The study results also suggest something that we see on a regular basis: medium-sized companies do not limit themselves as much to individual scenarios and local improvements, but rather aim for a comprehensive Social Collaboration strategy. Based on our experience, this approach is frequently supported, and in many cases carried, by top management.
We recently had an opportunity to discuss the results and consequences from the study with decision-makers and CIOs in a small group setting in Hamburg. This lively round of discussion can be summarized as follows:
1. How we create is what we create
The main success factor - bringing together different experts, different areas of the company and different locations or national affiliates! Really new things only emerge from a diversity of ideas and experience.
2. Less (i.e. fewer tools) is more (benefit)
A development manager reports that “our company offers more than 25 tools that can be used for social collaboration”. Are they trying to create a situation in which employees are faced with too many choices? A comprehensive social collaboration strategy provides clarification regarding competitive or redundant tools; initially, competition between solutions is a good thing. But then the competition has to boil down to: which tools should be used to implement which use cases? Your employees have a right to clear answers!

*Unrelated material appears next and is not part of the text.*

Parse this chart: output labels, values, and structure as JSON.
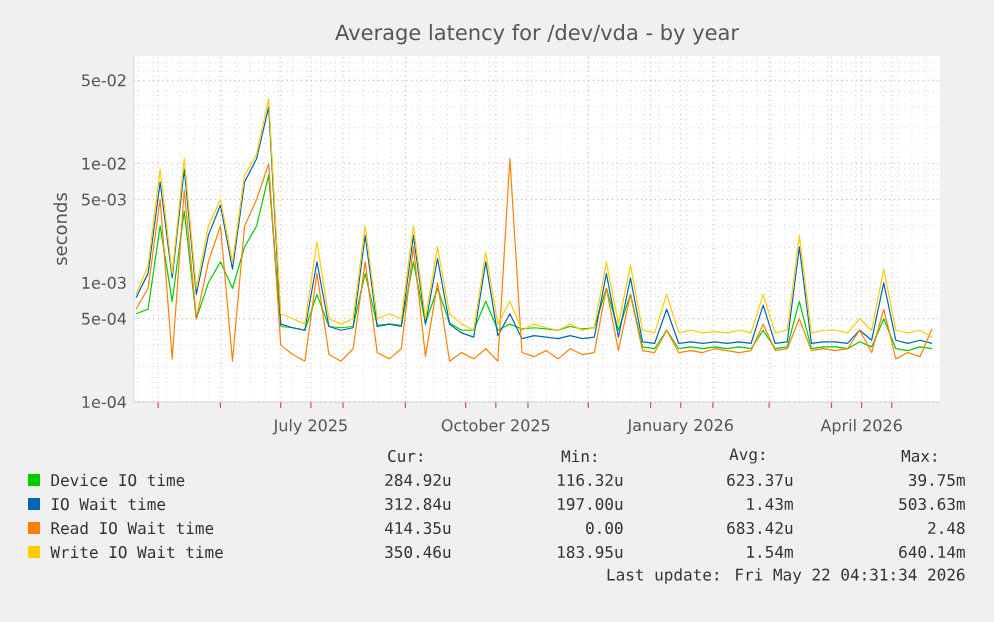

3. Social collaboration and corporate culture
Social collaboration technologies have a lot to do with a changed corporate culture. They are cause and effect simultaneously: on the one hand, the values that are relevant to management and collaboration are changing in many companies. The importance of hierarchically-implemented or hierarchically-dependent processes is declining. The importance of common values, goals and a common vision is increasing, and shapes particularly those companies that master or even lead the coming digital transformation process. This requires integrated exchange processes and variable forms of communication, and also requires the use of new tools and social collaboration technologies such as SharePoint or Yammer. In turn, these technologies can also accelerate the transformation process. The internal use of social media components leads to other forms of collaboration - something that is also confirmed by the study.
4. Management of Change
The management of the transformation must be organized and supervised - but not with the large-scale roll-out of training measures. Rather, a large number of smaller but coordinated measures is the key. It is the only way to ensure that employees will actually participate in the process. Most employees have a good feel for the actions of their managers: Are they serious about this? Do they also take an active role? Do the managers themselves benefit from social collaboration? This will decide the success or failure of any social collaboration technology.